In Switzerland infomaniak built a data center under apartments and DC heat is used for heating. There are some videos about it.


Americans have trouble understanding something like that. We believe anything short of a 3bdrm house with a lawn and backyard is communism.

I'd love to live in a dense city. My office within waking distance. A Cafe in my apartment building, etc.


The US has district heating systems. The country is very big and varied, as much as people like to paint it as homogenous.


And district cooling.

When I lived on a chilling grid, my summer AC bill was around $80, while friends whose buildings weren't connected paid $200+.


Are they doing anything with that heat, or are those savings from the scale they're operating at?


> I'd love to live in a dense city. My office within waking distance. A Cafe in my apartment building, etc.

Then move to one?


As a FOSS advocate, I am quite astonished that this space has no FOSS "product." I mean PBX has things like asterix. We have good servers like ejabberd and prosody for XMPP. There are excellent voice chats like mumble.

Basically, Discord, but based on an open protocol to enable better interoperability. With a meeting functionality where you can send links that works directly in browser with no account. Also the discord video chat UI is garbage.

I know there are things like revolt chat. But my point is, I'm surprised that this is not more "filled".


I might get lower salary, but if I break my leg I pay nothing and I am paid during my leave.


I doubt you break your leg every year though. The kind of companies that we're talking about (big tech that are national champions) offers health insurance (among other benefits) and 200-500k USD/year salaries.

I think culture and quality of life not withstanding, the raw numbers simply don't favor the EU becoming a tech leader with the current incentives.


The thing is that in Europe, you don't need your employer to have health insurance. It's more beneficial for everyone in the end (well, obviously not for the private health insurance companies who care more about their margins than public wellness).


I really don't see money as an incentive. Political and economic stability of the whole country is much more important. Of course you need enough to afford food and roof, but after that, I'm not chasing it.

I'm a freelance, and I take fun jobs, not jobs that pay well.


> I think culture and quality of life not withstanding, the raw numbers simply don't favor the EU becoming a tech leader with the current incentives.

But maybe culture and quality of life should not be ignored :-).


Quality of life in places like San Francisco and New York is very high, and you get the insane salaries, and your healthcare is oftentimes mostly if not completely covered by your employer (I pay literally $0 out of pocket for high quality healthcare here in San Francisco).


> Quality of life in places like San Francisco and New York is very high

Quality of life is also a cultural thing.
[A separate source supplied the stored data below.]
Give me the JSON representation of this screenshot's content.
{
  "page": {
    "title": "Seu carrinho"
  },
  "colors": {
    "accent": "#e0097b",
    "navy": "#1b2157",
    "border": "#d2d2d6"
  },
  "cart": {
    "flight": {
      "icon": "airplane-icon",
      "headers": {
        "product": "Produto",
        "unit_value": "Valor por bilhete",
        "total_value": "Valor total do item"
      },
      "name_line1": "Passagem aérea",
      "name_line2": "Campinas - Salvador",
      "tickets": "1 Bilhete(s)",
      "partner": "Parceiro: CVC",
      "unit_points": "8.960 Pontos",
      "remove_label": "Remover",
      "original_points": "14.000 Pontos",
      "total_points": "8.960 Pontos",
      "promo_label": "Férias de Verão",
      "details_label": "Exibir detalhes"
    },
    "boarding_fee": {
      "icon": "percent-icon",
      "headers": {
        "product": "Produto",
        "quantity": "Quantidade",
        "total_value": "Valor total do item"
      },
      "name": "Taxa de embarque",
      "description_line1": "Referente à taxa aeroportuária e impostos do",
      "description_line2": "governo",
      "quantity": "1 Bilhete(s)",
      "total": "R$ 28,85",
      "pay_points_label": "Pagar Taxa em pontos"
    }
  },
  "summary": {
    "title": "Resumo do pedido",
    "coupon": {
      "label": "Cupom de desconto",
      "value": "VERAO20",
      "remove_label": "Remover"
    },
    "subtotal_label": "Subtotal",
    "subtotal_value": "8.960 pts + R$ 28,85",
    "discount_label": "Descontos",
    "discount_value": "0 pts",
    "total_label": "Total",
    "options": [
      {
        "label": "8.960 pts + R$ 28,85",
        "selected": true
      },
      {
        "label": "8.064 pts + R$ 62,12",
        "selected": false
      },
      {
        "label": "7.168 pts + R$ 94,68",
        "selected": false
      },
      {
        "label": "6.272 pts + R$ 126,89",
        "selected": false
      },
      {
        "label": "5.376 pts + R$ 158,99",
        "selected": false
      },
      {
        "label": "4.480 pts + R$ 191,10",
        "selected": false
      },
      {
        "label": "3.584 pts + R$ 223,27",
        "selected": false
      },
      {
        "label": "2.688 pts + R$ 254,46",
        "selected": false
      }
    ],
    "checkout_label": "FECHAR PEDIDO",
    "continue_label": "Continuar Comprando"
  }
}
I know it's hard to understand for US people (I truly believe it is the case for cultural reasons), but many people really don't want the lifestyle of the US for all sorts of reasons. For some people, quality of life means easy access to healthy food, or to nature, seeing trees instead of giant concrete parking lots or 6-lanes highways, etc.


Have you ever been to San Francisco? How many 6 lane highways do you think exist in the city of San Francisco?

I can tell you (I live here) -- there are none. SF is one of the most beautiful cities on Earth, and I'm trying my hardest to visit as many cities on earth as possible.


I think the OP used "breaking a leg" as an analogy. Interesting that you didn't pick that up.


A analogy for major health events that demand a lot of money, to which I replied you don't have $major_health_event every year. Interesting that you didn't pick that up.


If its not just breaking a leg, than you can be sure that you'll have at least one or two in a 10 or 20 years, each one you'd have to pay more than 50kUSD or more for full treatment including pills. In most of Europe, you'll be paying close to 0.